La Chine revendique Taïwan comme son propre territoire, malgré les objections catégoriques du gouvernement de Taipei, et n'a jamais renoncé à recourir à la force pour placer Taïwan sous le contrôle de Pékin.

Les trois dirigeants devraient également annoncer des mesures visant à favoriser le développement conjoint, et éventuellement la coproduction, d'équipements militaires et de défense, a déclaré la semaine dernière le secrétaire d'État adjoint Kurt Campbell, l'un des principaux architectes de la politique américaine dans la région indo-pacifique.

"L'environnement sécuritaire actuel est difficile et complexe, et nous sommes à un tournant de l'histoire", a déclaré M. Kishida vendredi.

Sous la direction de M. Kishida, le Japon s'est engagé à doubler ses dépenses de défense pour atteindre 2 % de son produit intérieur brut, ce qui pourrait faire de lui le troisième plus gros dépensier militaire au monde. Il prévoit notamment d'acquérir des centaines de missiles de croisière capables de frapper des cibles situées à 1 000 km de distance.

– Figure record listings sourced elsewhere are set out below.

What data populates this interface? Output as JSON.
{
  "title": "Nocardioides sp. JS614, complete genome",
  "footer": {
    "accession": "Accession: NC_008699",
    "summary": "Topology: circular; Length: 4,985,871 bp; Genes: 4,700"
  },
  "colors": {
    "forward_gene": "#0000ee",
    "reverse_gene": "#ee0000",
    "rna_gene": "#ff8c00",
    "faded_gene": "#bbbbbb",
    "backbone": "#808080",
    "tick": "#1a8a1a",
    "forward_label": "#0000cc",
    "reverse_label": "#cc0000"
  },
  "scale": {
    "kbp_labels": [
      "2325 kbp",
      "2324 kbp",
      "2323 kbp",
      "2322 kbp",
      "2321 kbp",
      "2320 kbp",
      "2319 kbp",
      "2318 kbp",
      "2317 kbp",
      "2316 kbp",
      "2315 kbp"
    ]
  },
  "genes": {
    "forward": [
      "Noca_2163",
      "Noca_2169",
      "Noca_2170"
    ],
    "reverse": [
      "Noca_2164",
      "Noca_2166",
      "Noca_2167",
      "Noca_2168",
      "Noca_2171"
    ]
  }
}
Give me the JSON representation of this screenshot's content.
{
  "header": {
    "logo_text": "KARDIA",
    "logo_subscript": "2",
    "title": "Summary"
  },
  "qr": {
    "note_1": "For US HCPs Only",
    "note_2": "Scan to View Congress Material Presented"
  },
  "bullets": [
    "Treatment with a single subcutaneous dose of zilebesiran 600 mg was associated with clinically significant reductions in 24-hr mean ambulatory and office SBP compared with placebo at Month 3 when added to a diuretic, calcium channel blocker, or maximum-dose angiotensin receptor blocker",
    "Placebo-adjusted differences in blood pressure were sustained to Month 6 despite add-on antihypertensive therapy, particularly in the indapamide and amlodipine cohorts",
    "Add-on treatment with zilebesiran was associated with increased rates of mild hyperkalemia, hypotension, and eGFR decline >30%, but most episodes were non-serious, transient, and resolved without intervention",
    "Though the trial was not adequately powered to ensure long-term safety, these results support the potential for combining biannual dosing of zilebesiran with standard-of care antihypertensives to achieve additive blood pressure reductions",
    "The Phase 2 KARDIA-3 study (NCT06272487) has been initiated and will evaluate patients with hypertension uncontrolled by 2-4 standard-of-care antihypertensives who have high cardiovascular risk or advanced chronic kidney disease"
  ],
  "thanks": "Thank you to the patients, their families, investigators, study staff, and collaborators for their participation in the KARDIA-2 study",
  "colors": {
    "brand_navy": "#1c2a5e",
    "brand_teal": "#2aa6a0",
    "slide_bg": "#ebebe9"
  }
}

Le Japon est également devenu important pour les États-Unis en tant que base de production potentielle de munitions, notamment les systèmes antimissiles Patriot PAC3 qui seront réexportés vers l'Ukraine, et pour ses chantiers navals, qui deviennent essentiels pour la réparation des navires de guerre américains.

Le sommet Biden-Kishida devrait aborder la question de l'implication future du Japon dans le pacte de défense tripartite AUKUS entre l'Australie, la Grande-Bretagne et les États-Unis, mais les fonctionnaires et les experts estiment que des obstacles subsistent étant donné que le Japon doit introduire de meilleures cyberdéfenses et des règles plus strictes en matière de protection des secrets.

Dans le contexte de la controverse sur Nippon Steel, les autorités américaines souhaitent mettre en avant d'autres investissements japonais aux États-Unis. Les transactions dans les domaines de l'intelligence artificielle, de l'informatique dématérialisée, de l'aviation et de la construction contribueront "à des emplois américains bien rémunérés et solides", a déclaré le haut fonctionnaire de l'administration.

L'espace est une autre priorité, le Japon espérant faire atterrir son premier astronaute sur la lune avec le projet américain Artemis qui prévoit d'y ramener des humains d'ici 2026, alors que la concurrence avec la Russie et la Chine s'intensifie.

"C'est le rêve", a déclaré M. Kishida à l'émission américaine PBS NewsHour, "qu'un astronaute japonais puisse poser ses pieds sur la face de la lune".